Get It Together
Reviewed by Martίn Hernández
Zephyr Theatre
Thru Aug. 7
With its plaintive refrain of “I need you; I don’t need you,” it is little wonder that Leonard Cohen’s “Chelsea Hotel No. 2” plays a role in playwright-director Michael Quinn’s tale of two 20-somethings looking for love but unable to hold on to it when it looks them in the eyes.
Originally produced in 2018 as a one-act at Boston College, Quinn has expanded it to two-acts, a pseudo rom-com for Millennials that could well be titled When Harry Met Mary. It has a semi-autobiographical, confessional feel – Quinn’s alma mater is B.C., the male character is a student there, and the play is set in Quinn’s hometown – that is common of novice works. As such, Quinn’s play has an engrossing start yet a wobbly finish. His talent as a director, though, is more evident in his staging of the stellar performances of his two leads as they deliver Quinn’s often humorous and insightful dialogue.
Former high school classmates and now college sophomores, Harold (Joseph Basquill) and Mary (Hadley Durkee) hook up at house party in Philadelphia and sneak upstairs to a vacant bedroom. The kinetic Harold is a perennial stoner, never too far from buds or beer, while the elfin Mary is a more laid-back imbiber. They have not seen each other in years, so as foreplay they reminisce about their youth, toke up, share secrets and insecurities, and engage in a hilarious improv exercise. The diffident Mary is attracted to his brashness and Harold is enthralled by her intellect — “You know things and clearly think a lot,” he opines. “That’s cool.” But Harold eventually cops to a hurdle that may stifle any assignation between them.
There are other factors that may hold them back. Though both attend esteemed colleges, there’s a class divide between them: Mary attends on a scholarship while Harold confesses to a legal scrape for which his family’s wealth and white privilege got him a slap on the wrist, a result that upsets the working-class Mary — “You got off just fine,” she coolly laments. They are also pursuing careers in fields that thrive in isolation — for him computer programming, for her poetry – and are both products of dysfunctional families.
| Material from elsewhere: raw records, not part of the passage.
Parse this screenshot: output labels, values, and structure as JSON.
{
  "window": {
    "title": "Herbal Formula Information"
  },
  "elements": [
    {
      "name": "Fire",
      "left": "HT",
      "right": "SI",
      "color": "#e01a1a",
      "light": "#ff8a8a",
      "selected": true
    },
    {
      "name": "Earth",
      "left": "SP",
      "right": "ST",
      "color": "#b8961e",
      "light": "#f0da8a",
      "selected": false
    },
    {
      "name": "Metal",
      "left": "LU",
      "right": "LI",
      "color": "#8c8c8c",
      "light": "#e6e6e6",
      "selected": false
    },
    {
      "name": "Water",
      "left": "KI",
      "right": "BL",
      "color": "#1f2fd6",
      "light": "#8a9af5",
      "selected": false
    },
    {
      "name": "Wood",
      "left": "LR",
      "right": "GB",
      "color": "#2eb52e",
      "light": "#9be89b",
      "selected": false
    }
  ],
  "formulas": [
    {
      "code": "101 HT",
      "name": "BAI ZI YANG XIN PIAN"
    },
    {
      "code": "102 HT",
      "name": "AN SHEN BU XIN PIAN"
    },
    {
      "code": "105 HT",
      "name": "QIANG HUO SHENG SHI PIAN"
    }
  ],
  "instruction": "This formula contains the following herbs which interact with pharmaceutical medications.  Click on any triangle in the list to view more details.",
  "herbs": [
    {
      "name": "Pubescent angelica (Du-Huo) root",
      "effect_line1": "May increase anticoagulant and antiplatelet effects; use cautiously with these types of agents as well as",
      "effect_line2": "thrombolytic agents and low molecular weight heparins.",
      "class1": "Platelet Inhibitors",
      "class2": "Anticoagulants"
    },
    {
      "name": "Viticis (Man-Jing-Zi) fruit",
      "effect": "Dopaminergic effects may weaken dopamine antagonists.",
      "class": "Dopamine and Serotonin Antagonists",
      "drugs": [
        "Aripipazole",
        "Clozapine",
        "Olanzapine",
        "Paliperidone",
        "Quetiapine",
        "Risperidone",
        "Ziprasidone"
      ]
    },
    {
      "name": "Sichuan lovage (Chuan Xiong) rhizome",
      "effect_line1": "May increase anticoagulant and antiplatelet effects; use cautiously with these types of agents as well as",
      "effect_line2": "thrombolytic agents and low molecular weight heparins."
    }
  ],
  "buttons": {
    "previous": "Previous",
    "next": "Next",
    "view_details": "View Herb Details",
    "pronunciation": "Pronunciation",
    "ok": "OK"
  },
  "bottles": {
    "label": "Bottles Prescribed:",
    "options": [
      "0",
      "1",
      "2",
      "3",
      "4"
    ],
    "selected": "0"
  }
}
Add the fact that Boomers have ceded to the duo’s generation an empire collapsing under the weight of climate change, corporate corruption, and political civil war and, well, what’s the point of romance anyway?
Act II has them reconnecting two years later, a little older but not that much wiser and still holding a deep connection from their last encounter. Harold, fresh from a beer-swilling, weed-infused “study abroad” trip, confesses to a string of halfhearted short-term relationships. Meanwhile, Mary, has opted for even shorter-term “trysts,” so as not to obsess over them when they are done. As the two dance around the “will they or won’t they” conundrum, Quinn seems unsure how to end the play, as displayed by the actors portraying a range of emotions — anger, tenderness, sympathy, regret — that expertly show their range and Quinn’s way with words but lead to a stilted finale.
Nonetheless, Basquil and Durkee, in depicting those emotions, have a dynamic chemistry that helps us over the bumps. Despite her waiflike demeanor, Durkee’s Mary can turn from light to dark, humor to anger in an instant, while Basquil’s Harold can do the same as he goes from bluster to vulnerability and humor to frustration.
In essence, their characters are also sides of the same academic coin, with Harold opting for the neo-liberal route more colleges offer nowadays as feeding grounds for a ravenous tech industry, while Mary goes the traditional way of academia and studies the arts. While Harold’s choice may fill his coffers and Mary’s her soul, will either fill their hearts?